If uneven stitches add texture and tactility to the foreground of a work, the same piece looks magically seamless from behind. It’s hard to believe, for instance, that Flowers in Our Forest and Opening Sky (both of which are hung from ceiling to floor) have multiple layers woven on one side, which gives off the impression of valleys and ridges, but as you walk around it, you find the entire structure held by a flat background. No less intriguing is the fact that these massive works were woven horizontally, involving close coordination between multiple hands, though imagined and finished as vertical pieces.

Between abstract forms, cartographic imagery and natural landscapes, Trace offers a feast of optical delights and illusions.

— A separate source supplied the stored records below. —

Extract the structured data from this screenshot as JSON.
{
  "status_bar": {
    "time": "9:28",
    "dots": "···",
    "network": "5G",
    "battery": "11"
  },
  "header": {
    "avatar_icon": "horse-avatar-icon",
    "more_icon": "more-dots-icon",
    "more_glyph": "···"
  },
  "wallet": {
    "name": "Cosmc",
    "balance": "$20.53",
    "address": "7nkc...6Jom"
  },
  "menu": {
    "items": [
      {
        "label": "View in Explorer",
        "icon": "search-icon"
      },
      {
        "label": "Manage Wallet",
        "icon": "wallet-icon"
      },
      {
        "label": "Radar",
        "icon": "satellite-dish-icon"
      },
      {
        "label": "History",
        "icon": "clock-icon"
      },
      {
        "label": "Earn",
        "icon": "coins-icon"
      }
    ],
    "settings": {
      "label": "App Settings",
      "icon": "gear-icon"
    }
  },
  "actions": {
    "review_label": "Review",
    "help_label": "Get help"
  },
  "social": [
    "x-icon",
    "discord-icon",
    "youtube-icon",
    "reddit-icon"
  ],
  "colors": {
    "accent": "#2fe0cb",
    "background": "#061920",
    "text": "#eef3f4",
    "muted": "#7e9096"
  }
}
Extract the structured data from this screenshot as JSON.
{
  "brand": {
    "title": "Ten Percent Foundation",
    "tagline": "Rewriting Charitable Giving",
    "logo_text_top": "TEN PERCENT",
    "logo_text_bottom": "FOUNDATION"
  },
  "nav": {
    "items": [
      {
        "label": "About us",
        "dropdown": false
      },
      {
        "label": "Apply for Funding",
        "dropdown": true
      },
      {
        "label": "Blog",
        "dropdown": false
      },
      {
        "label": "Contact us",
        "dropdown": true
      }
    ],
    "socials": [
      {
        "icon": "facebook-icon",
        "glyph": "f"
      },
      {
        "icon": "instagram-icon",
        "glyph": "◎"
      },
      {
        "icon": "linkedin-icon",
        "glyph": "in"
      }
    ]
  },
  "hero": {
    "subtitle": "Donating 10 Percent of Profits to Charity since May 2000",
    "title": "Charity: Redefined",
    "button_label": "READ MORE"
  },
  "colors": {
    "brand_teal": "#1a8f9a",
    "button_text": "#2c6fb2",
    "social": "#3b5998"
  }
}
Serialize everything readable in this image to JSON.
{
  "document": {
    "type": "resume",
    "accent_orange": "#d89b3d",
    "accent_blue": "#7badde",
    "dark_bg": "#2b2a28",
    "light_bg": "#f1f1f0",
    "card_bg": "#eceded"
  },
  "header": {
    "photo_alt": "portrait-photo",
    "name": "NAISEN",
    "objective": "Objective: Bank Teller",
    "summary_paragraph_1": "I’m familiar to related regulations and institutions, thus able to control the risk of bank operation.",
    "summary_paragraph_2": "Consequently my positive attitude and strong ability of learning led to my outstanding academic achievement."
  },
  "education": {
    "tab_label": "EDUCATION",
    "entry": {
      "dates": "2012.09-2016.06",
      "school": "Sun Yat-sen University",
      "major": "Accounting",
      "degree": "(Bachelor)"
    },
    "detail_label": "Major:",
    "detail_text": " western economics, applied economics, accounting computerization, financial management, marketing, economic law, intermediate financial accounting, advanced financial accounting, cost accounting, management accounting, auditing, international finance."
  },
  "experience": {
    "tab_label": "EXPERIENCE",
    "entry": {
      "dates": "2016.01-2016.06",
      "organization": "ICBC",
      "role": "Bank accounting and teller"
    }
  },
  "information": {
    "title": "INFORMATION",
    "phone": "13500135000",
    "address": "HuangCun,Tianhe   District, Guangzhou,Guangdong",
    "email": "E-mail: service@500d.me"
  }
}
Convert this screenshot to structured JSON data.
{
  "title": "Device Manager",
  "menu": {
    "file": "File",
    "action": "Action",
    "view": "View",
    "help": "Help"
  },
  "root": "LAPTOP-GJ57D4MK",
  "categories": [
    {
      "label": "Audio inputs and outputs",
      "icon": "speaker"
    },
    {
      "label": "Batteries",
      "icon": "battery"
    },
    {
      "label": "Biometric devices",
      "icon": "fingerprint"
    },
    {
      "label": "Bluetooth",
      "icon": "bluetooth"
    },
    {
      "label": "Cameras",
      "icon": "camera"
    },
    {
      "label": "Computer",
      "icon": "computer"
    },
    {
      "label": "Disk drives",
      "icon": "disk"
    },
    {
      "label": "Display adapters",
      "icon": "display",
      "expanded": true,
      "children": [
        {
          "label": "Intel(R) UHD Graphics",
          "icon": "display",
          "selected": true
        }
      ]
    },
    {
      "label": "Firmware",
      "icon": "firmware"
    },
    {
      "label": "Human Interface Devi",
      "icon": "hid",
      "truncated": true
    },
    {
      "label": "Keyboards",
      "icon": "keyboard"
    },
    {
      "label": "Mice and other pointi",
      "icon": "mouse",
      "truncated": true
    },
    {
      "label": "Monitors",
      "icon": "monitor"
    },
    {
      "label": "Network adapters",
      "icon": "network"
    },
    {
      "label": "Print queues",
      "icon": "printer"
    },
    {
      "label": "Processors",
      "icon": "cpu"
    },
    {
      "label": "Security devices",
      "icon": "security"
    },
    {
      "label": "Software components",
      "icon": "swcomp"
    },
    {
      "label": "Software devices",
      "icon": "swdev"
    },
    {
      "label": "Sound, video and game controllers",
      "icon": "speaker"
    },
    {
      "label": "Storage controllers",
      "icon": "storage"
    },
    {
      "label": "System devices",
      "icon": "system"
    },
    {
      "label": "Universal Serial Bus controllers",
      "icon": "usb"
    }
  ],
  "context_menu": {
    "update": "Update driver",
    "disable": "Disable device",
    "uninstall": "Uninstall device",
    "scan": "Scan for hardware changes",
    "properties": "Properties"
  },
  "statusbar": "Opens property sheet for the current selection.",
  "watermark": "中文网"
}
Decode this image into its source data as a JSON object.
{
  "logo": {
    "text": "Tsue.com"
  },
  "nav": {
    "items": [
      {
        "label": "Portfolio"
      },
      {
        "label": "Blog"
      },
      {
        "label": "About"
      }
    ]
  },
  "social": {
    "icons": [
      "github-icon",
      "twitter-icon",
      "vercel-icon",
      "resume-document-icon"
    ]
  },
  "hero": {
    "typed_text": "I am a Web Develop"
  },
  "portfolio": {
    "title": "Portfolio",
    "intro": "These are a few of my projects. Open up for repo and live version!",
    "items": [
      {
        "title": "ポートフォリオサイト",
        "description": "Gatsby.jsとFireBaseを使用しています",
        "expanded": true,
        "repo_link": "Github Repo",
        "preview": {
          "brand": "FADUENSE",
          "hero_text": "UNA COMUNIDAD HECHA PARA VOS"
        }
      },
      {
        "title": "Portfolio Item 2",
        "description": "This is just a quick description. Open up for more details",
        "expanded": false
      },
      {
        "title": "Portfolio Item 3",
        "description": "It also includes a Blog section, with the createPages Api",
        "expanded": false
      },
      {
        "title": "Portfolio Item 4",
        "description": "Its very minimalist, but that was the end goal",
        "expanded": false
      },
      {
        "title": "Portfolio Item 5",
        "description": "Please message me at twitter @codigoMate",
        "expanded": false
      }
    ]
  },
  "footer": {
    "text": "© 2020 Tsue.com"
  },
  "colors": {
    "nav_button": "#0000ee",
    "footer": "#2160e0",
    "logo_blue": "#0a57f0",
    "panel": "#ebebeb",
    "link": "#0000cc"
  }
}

Like Swali’s sketches, it asks the viewer to indulge in their own act of interpretation—to stitch stories only they can see in their mind’s eye. On the upper deck of the gallery, a series of small-format works, titled Field Notes, widens this space for reflection as forms and shapes emerge on textiles, woven with cotton threads. One looks like a human heart, pulsating and red. Or maybe it is a map to somewhere you’ve never been, a place where only the finest art can take you.

At Experimenter, Ballygunge Place, Kolkata, till 21 March.